Growing Mismatch in Med School Graduates, GME Places

Slow growth in graduate medical education positions, mainly due to cap on Medicare funding

TUESDAY, June 25 (HealthDay News) -- Although the number of medical school enrollees and graduates is increasing, the number of U.S. graduate medical education (GME) programs has not increased at the same rate, and consequently physician shortages are likely to become more apparent, according to a perspective piece published online June 19 in the New England Journal of Medicine.

John K. Iglehart, a national correspondent for the New England Journal of Medicine, discusses the mismatch between the increasing number of medical school graduates and the limited number of U.S. GME programs and residency posts.

The author notes that in contrast to increased funding for medical school seats, there has been slow growth in the number of GME positions, with the major obstacle being a payment cap on Medicare funding of advanced training, imposed by Congress in the Balanced Budget Act of 1997. Efforts to increase funding were frustrated during debate over the Affordable Care Act (ACA).

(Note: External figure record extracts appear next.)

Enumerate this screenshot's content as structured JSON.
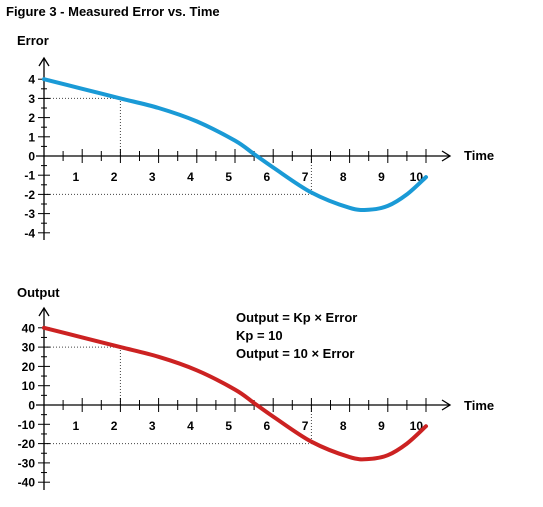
{
  "figure_title": "Figure 3 - Measured Error vs. Time",
  "colors": {
    "error_curve": "#1a9ad6",
    "output_curve": "#cc2222",
    "axis": "#000000",
    "guide": "#444444"
  },
  "chart_data": [
    {
      "type": "line",
      "title": "",
      "ylabel": "Error",
      "xlabel": "Time",
      "xlim": [
        0,
        10
      ],
      "ylim": [
        -4,
        4
      ],
      "xticks": [
        1,
        2,
        3,
        4,
        5,
        6,
        7,
        8,
        9,
        10
      ],
      "yticks": [
        4,
        3,
        2,
        1,
        0,
        -1,
        -2,
        -3,
        -4
      ],
      "grid": false,
      "series": [
        {
          "name": "",
          "color": "#1a9ad6",
          "x": [
            0,
            1,
            2,
            3,
            4,
            5,
            5.5,
            6,
            7,
            8,
            8.5,
            9,
            9.5,
            10
          ],
          "y": [
            4,
            3.5,
            3,
            2.5,
            1.8,
            0.8,
            0.1,
            -0.6,
            -1.9,
            -2.7,
            -2.8,
            -2.6,
            -2.0,
            -1.1
          ]
        }
      ],
      "annotations": [
        {
          "x": 2,
          "y": 3,
          "type": "guide"
        },
        {
          "x": 7,
          "y": -2,
          "type": "guide"
        }
      ]
    },
    {
      "type": "line",
      "title": "",
      "ylabel": "Output",
      "xlabel": "Time",
      "xlim": [
        0,
        10
      ],
      "ylim": [
        -40,
        40
      ],
      "xticks": [
        1,
        2,
        3,
        4,
        5,
        6,
        7,
        8,
        9,
        10
      ],
      "yticks": [
        40,
        30,
        20,
        10,
        0,
        -10,
        -20,
        -30,
        -40
      ],
      "grid": false,
      "series": [
        {
          "name": "",
          "color": "#cc2222",
          "x": [
            0,
            1,
            2,
            3,
            4,
            5,
            5.5,
            6,
            7,
            8,
            8.5,
            9,
            9.5,
            10
          ],
          "y": [
            40,
            35,
            30,
            25,
            18,
            8,
            1,
            -6,
            -19,
            -27,
            -28,
            -26,
            -20,
            -11
          ]
        }
      ],
      "annotations": [
        {
          "x": 2,
          "y": 30,
          "type": "guide"
        },
        {
          "x": 7,
          "y": -20,
          "type": "guide"
        }
      ],
      "equations": [
        "Output = Kp × Error",
        "Kp = 10",
        "Output = 10 × Error"
      ]
    }
  ]
}
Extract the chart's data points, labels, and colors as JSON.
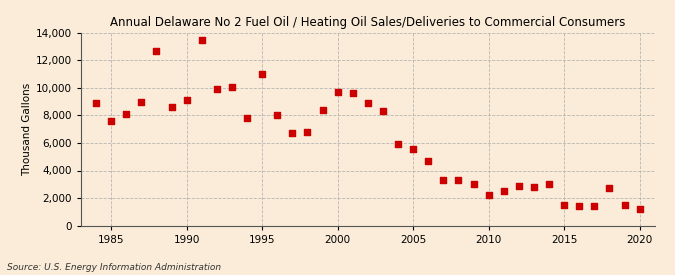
{
  "title": "Annual Delaware No 2 Fuel Oil / Heating Oil Sales/Deliveries to Commercial Consumers",
  "ylabel": "Thousand Gallons",
  "source": "Source: U.S. Energy Information Administration",
  "background_color": "#faecd8",
  "plot_background_color": "#faecd8",
  "marker_color": "#cc0000",
  "marker_size": 18,
  "xlim": [
    1983,
    2021
  ],
  "ylim": [
    0,
    14000
  ],
  "yticks": [
    0,
    2000,
    4000,
    6000,
    8000,
    10000,
    12000,
    14000
  ],
  "xticks": [
    1985,
    1990,
    1995,
    2000,
    2005,
    2010,
    2015,
    2020
  ],
  "years": [
    1984,
    1985,
    1986,
    1987,
    1988,
    1989,
    1990,
    1991,
    1992,
    1993,
    1994,
    1995,
    1996,
    1997,
    1998,
    1999,
    2000,
    2001,
    2002,
    2003,
    2004,
    2005,
    2006,
    2007,
    2008,
    2009,
    2010,
    2011,
    2012,
    2013,
    2014,
    2015,
    2016,
    2017,
    2018,
    2019,
    2020
  ],
  "values": [
    8900,
    7600,
    8100,
    9000,
    12700,
    8600,
    9100,
    13500,
    9900,
    10100,
    7800,
    11000,
    8000,
    6700,
    6800,
    8400,
    9700,
    9600,
    8900,
    8300,
    5900,
    5600,
    4700,
    3300,
    3300,
    3000,
    2200,
    2500,
    2900,
    2800,
    3000,
    1500,
    1400,
    1400,
    2700,
    1500,
    1200
  ]
}
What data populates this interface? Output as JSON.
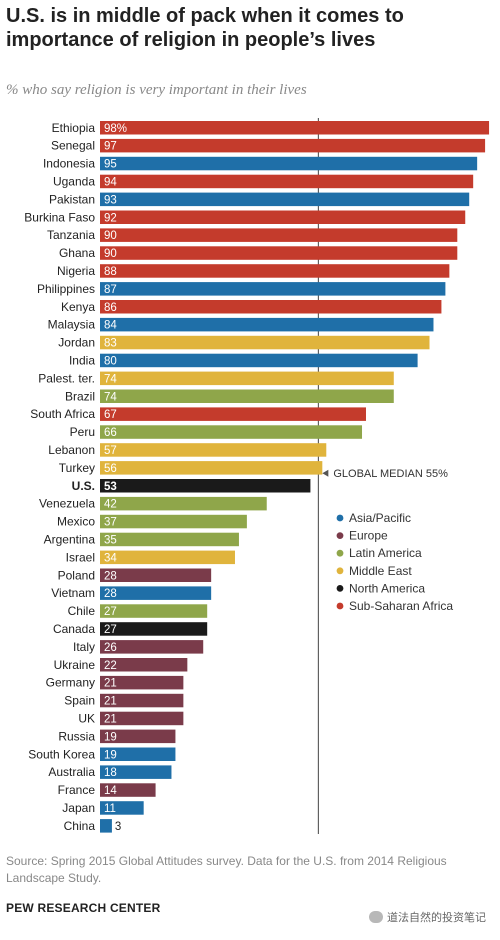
{
  "title": "U.S. is in middle of pack when it comes to importance of religion in people’s lives",
  "subtitle": "% who say religion is very important in their lives",
  "source": "Source: Spring 2015 Global Attitudes survey. Data for the U.S. from 2014 Religious Landscape Study.",
  "org": "PEW RESEARCH CENTER",
  "watermark": "道法自然的投资笔记",
  "colors": {
    "Asia/Pacific": "#1f6fa8",
    "Europe": "#7a3b4a",
    "Latin America": "#8fa64a",
    "Middle East": "#e0b43c",
    "North America": "#1a1a1a",
    "Sub-Saharan Africa": "#c43b2c"
  },
  "chart_data": {
    "type": "bar",
    "orientation": "horizontal",
    "xlim": [
      0,
      100
    ],
    "median": {
      "value": 55,
      "label": "GLOBAL MEDIAN 55%"
    },
    "legend": {
      "placement": "right",
      "items": [
        "Asia/Pacific",
        "Europe",
        "Latin America",
        "Middle East",
        "North America",
        "Sub-Saharan Africa"
      ]
    },
    "categories": [
      "Ethiopia",
      "Senegal",
      "Indonesia",
      "Uganda",
      "Pakistan",
      "Burkina Faso",
      "Tanzania",
      "Ghana",
      "Nigeria",
      "Philippines",
      "Kenya",
      "Malaysia",
      "Jordan",
      "India",
      "Palest. ter.",
      "Brazil",
      "South Africa",
      "Peru",
      "Lebanon",
      "Turkey",
      "U.S.",
      "Venezuela",
      "Mexico",
      "Argentina",
      "Israel",
      "Poland",
      "Vietnam",
      "Chile",
      "Canada",
      "Italy",
      "Ukraine",
      "Germany",
      "Spain",
      "UK",
      "Russia",
      "South Korea",
      "Australia",
      "France",
      "Japan",
      "China"
    ],
    "values": [
      98,
      97,
      95,
      94,
      93,
      92,
      90,
      90,
      88,
      87,
      86,
      84,
      83,
      80,
      74,
      74,
      67,
      66,
      57,
      56,
      53,
      42,
      37,
      35,
      34,
      28,
      28,
      27,
      27,
      26,
      22,
      21,
      21,
      21,
      19,
      19,
      18,
      14,
      11,
      3
    ],
    "value_labels": [
      "98%",
      "97",
      "95",
      "94",
      "93",
      "92",
      "90",
      "90",
      "88",
      "87",
      "86",
      "84",
      "83",
      "80",
      "74",
      "74",
      "67",
      "66",
      "57",
      "56",
      "53",
      "42",
      "37",
      "35",
      "34",
      "28",
      "28",
      "27",
      "27",
      "26",
      "22",
      "21",
      "21",
      "21",
      "19",
      "19",
      "18",
      "14",
      "11",
      "3"
    ],
    "regions": [
      "Sub-Saharan Africa",
      "Sub-Saharan Africa",
      "Asia/Pacific",
      "Sub-Saharan Africa",
      "Asia/Pacific",
      "Sub-Saharan Africa",
      "Sub-Saharan Africa",
      "Sub-Saharan Africa",
      "Sub-Saharan Africa",
      "Asia/Pacific",
      "Sub-Saharan Africa",
      "Asia/Pacific",
      "Middle East",
      "Asia/Pacific",
      "Middle East",
      "Latin America",
      "Sub-Saharan Africa",
      "Latin America",
      "Middle East",
      "Middle East",
      "North America",
      "Latin America",
      "Latin America",
      "Latin America",
      "Middle East",
      "Europe",
      "Asia/Pacific",
      "Latin America",
      "North America",
      "Europe",
      "Europe",
      "Europe",
      "Europe",
      "Europe",
      "Europe",
      "Asia/Pacific",
      "Asia/Pacific",
      "Europe",
      "Asia/Pacific",
      "Asia/Pacific"
    ],
    "highlight": "U.S."
  }
}
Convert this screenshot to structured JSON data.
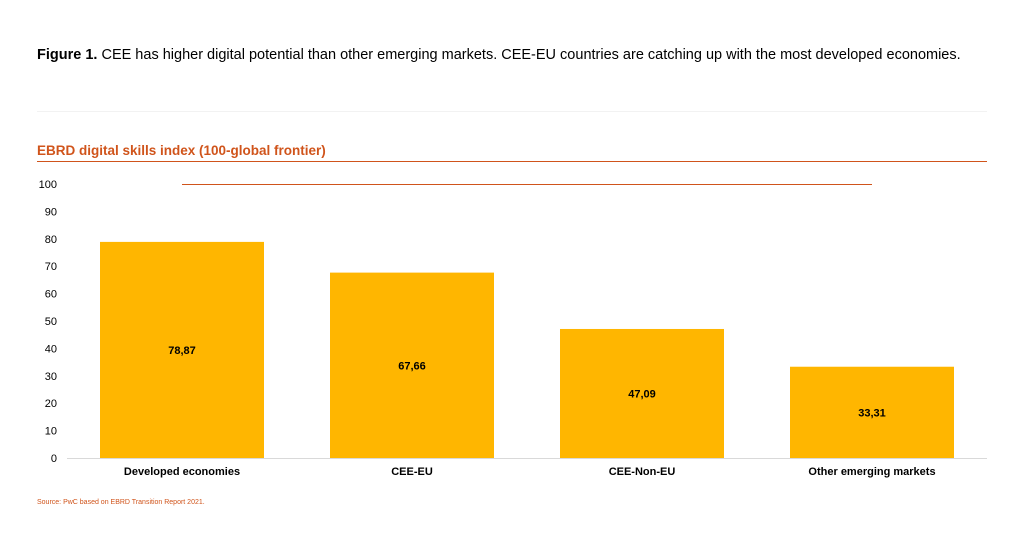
{
  "figure": {
    "label": "Figure 1.",
    "caption": "CEE has higher digital potential than other emerging markets. CEE-EU countries are catching up with the most developed economies."
  },
  "colors": {
    "accent": "#D0541B",
    "bar": "#FFB600",
    "text": "#000000",
    "axis": "#d9d9d9"
  },
  "source": "Source: PwC based on EBRD Transition Report 2021.",
  "chart_data": {
    "type": "bar",
    "title": "EBRD digital skills index (100-global frontier)",
    "xlabel": "",
    "ylabel": "",
    "categories": [
      "Developed economies",
      "CEE-EU",
      "CEE-Non-EU",
      "Other emerging markets"
    ],
    "values": [
      78.87,
      67.66,
      47.09,
      33.31
    ],
    "value_labels": [
      "78,87",
      "67,66",
      "47,09",
      "33,31"
    ],
    "reference_line": 100,
    "ylim": [
      0,
      100
    ],
    "yticks": [
      0,
      10,
      20,
      30,
      40,
      50,
      60,
      70,
      80,
      90,
      100
    ],
    "grid": false,
    "legend": "none"
  }
}
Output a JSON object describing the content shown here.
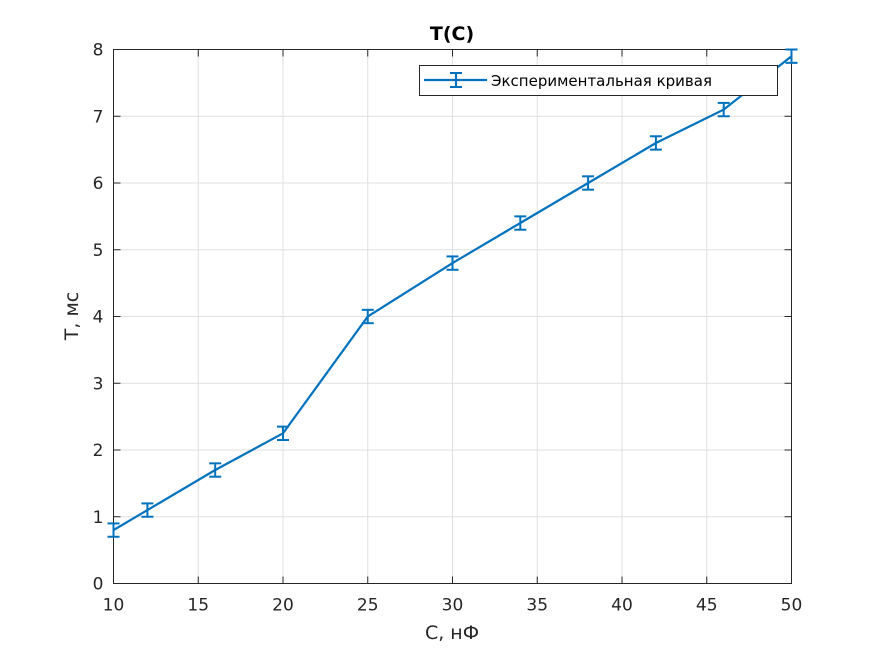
{
  "chart_data": {
    "type": "line",
    "title": "T(C)",
    "xlabel": "C, нФ",
    "ylabel": "T, мс",
    "xlim": [
      10,
      50
    ],
    "ylim": [
      0,
      8
    ],
    "xticks": [
      "10",
      "15",
      "20",
      "25",
      "30",
      "35",
      "40",
      "45",
      "50"
    ],
    "yticks": [
      "0",
      "1",
      "2",
      "3",
      "4",
      "5",
      "6",
      "7",
      "8"
    ],
    "grid": true,
    "legend_position": "top-right",
    "series": [
      {
        "name": "Экспериментальная кривая",
        "color": "#0072BD",
        "error_bars": true,
        "x": [
          10,
          12,
          16,
          20,
          25,
          30,
          34,
          38,
          42,
          46,
          50
        ],
        "y": [
          0.8,
          1.1,
          1.7,
          2.25,
          4.0,
          4.8,
          5.4,
          6.0,
          6.6,
          7.1,
          7.9
        ],
        "error": [
          0.1,
          0.1,
          0.1,
          0.1,
          0.1,
          0.1,
          0.1,
          0.1,
          0.1,
          0.1,
          0.1
        ]
      }
    ]
  }
}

In the 2009 to 2010 academic year, 27 states still had more residency spaces than medical students to fill them, but other states, including Florida and Texas, had too few GME training positions. Cuts to Medicare GME funding could also hamper family-medicine residency programs on a national level.

"Given enrollment growth, it may soon be impossible for all graduates of U.S. medical and osteopathic colleges to secure GME slots unless there is a sizable increase in the number of training positions," Iglehart writes. "The absence of health-workforce planning, a hallmark of the free-wheeling U.S. market economy, may come back to haunt policymakers, particularly when physician shortages become more apparent as the ACA's coverage expansion takes hold."